The second request, so far as it was proper, was covered by the charge of the court. But one deed was referred to *52in the charge of the court or in the testimony, and the court said in his charge that the deed propounded “is a deed purporting to be signed — that is, the original — by Mrs. Laura Felt, to be witnessed by Hamilton and his wife, and to be acknowledged. It is the theory that the deed, just as the reproduced one I hold in my hand, — the one we have been talking about, made an exhibit in this case, — that a similar deed to this was signed in the lifetime of Mrs.
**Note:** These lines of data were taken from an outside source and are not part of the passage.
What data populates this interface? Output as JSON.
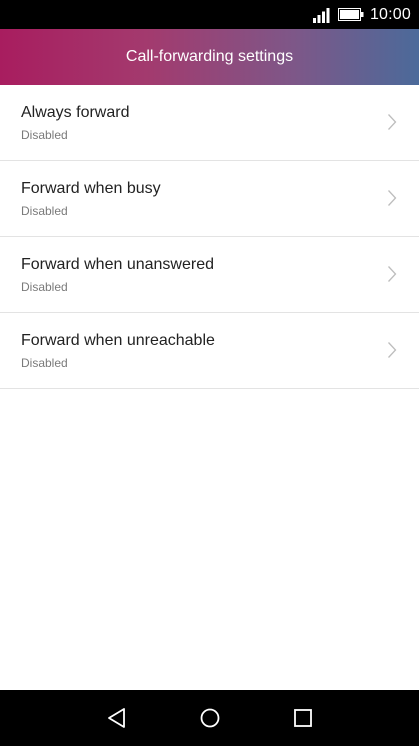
{
  "status_bar": {
    "time": "10:00",
    "signal_icon": "signal-strength-icon",
    "battery_icon": "battery-full-icon"
  },
  "header": {
    "title": "Call-forwarding settings",
    "gradient_colors": [
      "#a81d5f",
      "#4b6a9a"
    ]
  },
  "settings": {
    "items": [
      {
        "title": "Always forward",
        "status": "Disabled",
        "icon": "chevron-right-icon"
      },
      {
        "title": "Forward when busy",
        "status": "Disabled",
        "icon": "chevron-right-icon"
      },
      {
        "title": "Forward when unanswered",
        "status": "Disabled",
        "icon": "chevron-right-icon"
      },
      {
        "title": "Forward when unreachable",
        "status": "Disabled",
        "icon": "chevron-right-icon"
      }
    ]
  },
  "nav_bar": {
    "back_icon": "back-triangle-icon",
    "home_icon": "home-circle-icon",
    "recents_icon": "recents-square-icon"
  }
}
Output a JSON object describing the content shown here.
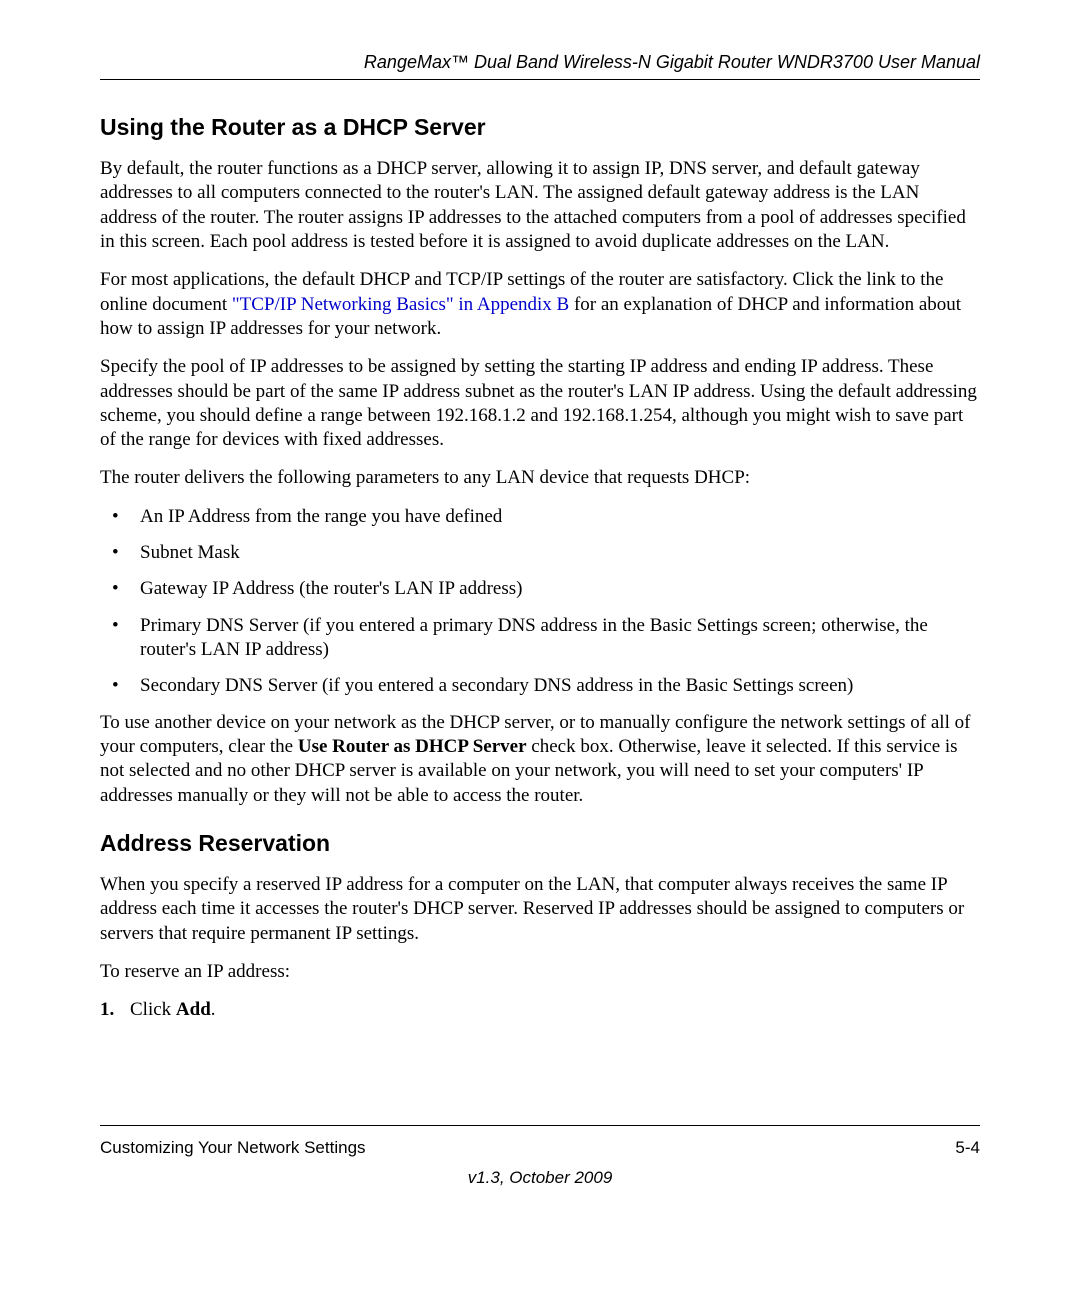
{
  "header": {
    "title": "RangeMax™ Dual Band Wireless-N Gigabit Router WNDR3700 User Manual"
  },
  "section1": {
    "heading": "Using the Router as a DHCP Server",
    "p1": "By default, the router functions as a DHCP server, allowing it to assign IP, DNS server, and default gateway addresses to all computers connected to the router's LAN. The assigned default gateway address is the LAN address of the router. The router assigns IP addresses to the attached computers from a pool of addresses specified in this screen. Each pool address is tested before it is assigned to avoid duplicate addresses on the LAN.",
    "p2_pre": "For most applications, the default DHCP and TCP/IP settings of the router are satisfactory. Click the link to the online document ",
    "p2_link": "\"TCP/IP Networking Basics\" in Appendix B",
    "p2_post": " for an explanation of DHCP and information about how to assign IP addresses for your network.",
    "p3": "Specify the pool of IP addresses to be assigned by setting the starting IP address and ending IP address. These addresses should be part of the same IP address subnet as the router's LAN IP address. Using the default addressing scheme, you should define a range between 192.168.1.2 and 192.168.1.254, although you might wish to save part of the range for devices with fixed addresses.",
    "p4": "The router delivers the following parameters to any LAN device that requests DHCP:",
    "bullets": [
      "An IP Address from the range you have defined",
      "Subnet Mask",
      "Gateway IP Address (the router's LAN IP address)",
      "Primary DNS Server (if you entered a primary DNS address in the Basic Settings screen; otherwise, the router's LAN IP address)",
      "Secondary DNS Server (if you entered a secondary DNS address in the Basic Settings screen)"
    ],
    "p5_pre": "To use another device on your network as the DHCP server, or to manually configure the network settings of all of your computers, clear the ",
    "p5_bold": "Use Router as DHCP Server",
    "p5_post": " check box. Otherwise, leave it selected. If this service is not selected and no other DHCP server is available on your network, you will need to set your computers' IP addresses manually or they will not be able to access the router."
  },
  "section2": {
    "heading": "Address Reservation",
    "p1": "When you specify a reserved IP address for a computer on the LAN, that computer always receives the same IP address each time it accesses the router's DHCP server. Reserved IP addresses should be assigned to computers or servers that require permanent IP settings.",
    "p2": "To reserve an IP address:",
    "step1_num": "1.",
    "step1_pre": "Click ",
    "step1_bold": "Add",
    "step1_post": "."
  },
  "footer": {
    "left": "Customizing Your Network Settings",
    "right": "5-4",
    "version": "v1.3, October 2009"
  }
}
Felt, and left with her private papers, and found there at the date of her death.” At the 'close of the charge, contestants’ counsel asked the court orally to charge that “the jury must find that the instrument which Lincoln says he found in the box and the one which Hamilton testified to having witnessed, — they must find that to be the identical paper.” The court said:

“That is right, because the same witnesses must be to it. Well, that is correct; I had given it to the jury, if that is the paper; that Lincoln claims-that the deed giving him the property was signed by Mr. and Mrs. Hamilton as witnesses.” *

There could be no room for the jury to mistake this, and we think the question of the identity of the paper was fairly a question for the jury upon this record.

The contention made upon the motion for a new trial, that the court erred in submitting the case to the jury, for the reason that the testimony failed to establish the execution of an instrument of testamentary character, presented that question to the court for the first time, and this might be sufficient ground for refusing a new trial; but, more than this, we think that there was testimony which tended to show that the deed in its terms was limited to take effect after the death of the grantor. The proponent testified that he examined the instrument, saw that it was a warranty deed, and “turned it over, and saw that it described the land there, and also down further that it was to go to me after her death.” A Mrs. Waldron testified that decedent said she had made the homestead property to her son, — “it should take place after her death; he was to have it.”

*53The theory of the contestants is that the testimony, fairly construed, shows that this conveyance was an instrument of absolute conveyance, with a reservation of a life estate to the grantor. Unfortunately the deed cannot be produced, and the testimony tends strongly to show that the proponent is in no way responsible for that fact. Upon this record it is not a matter of surprise that the jury should have taken the testimony most favorable to the proponent. If the deed was in form a deed to take effect after the death of the grantor, it is clear that, within our previous decisions, proponent was entitled to the probate of it as a will. Bigley v. Souvey, 45 Mich. 370 (8 N. W. 98); Lautenschlager v. Lautenschlager, 80 Mich. 285 (45 N. W. 147); Ferris v. Neville, 127 Mich. 444 (86 N. W. 960, 54 L. R. A. 464). In the .present case the court charged the jury that, to entitle the instrument to probate as a will, it must be found that the instrument was executed in the form of a warranty deed, giving to proponent the land described, and, second, that Mrs. Felt executed the instrument with the intent that the gift should take effect only after her death, and that that intent was expressed in the instrument in some appropriate form. If the jury so found, it brings the case within our previous holdings.

The case appears to have been tried without error to the prejudice of contestants, and the order will be affirmed.

Hooker, C. J., Moore and Grant, JJ., concurred.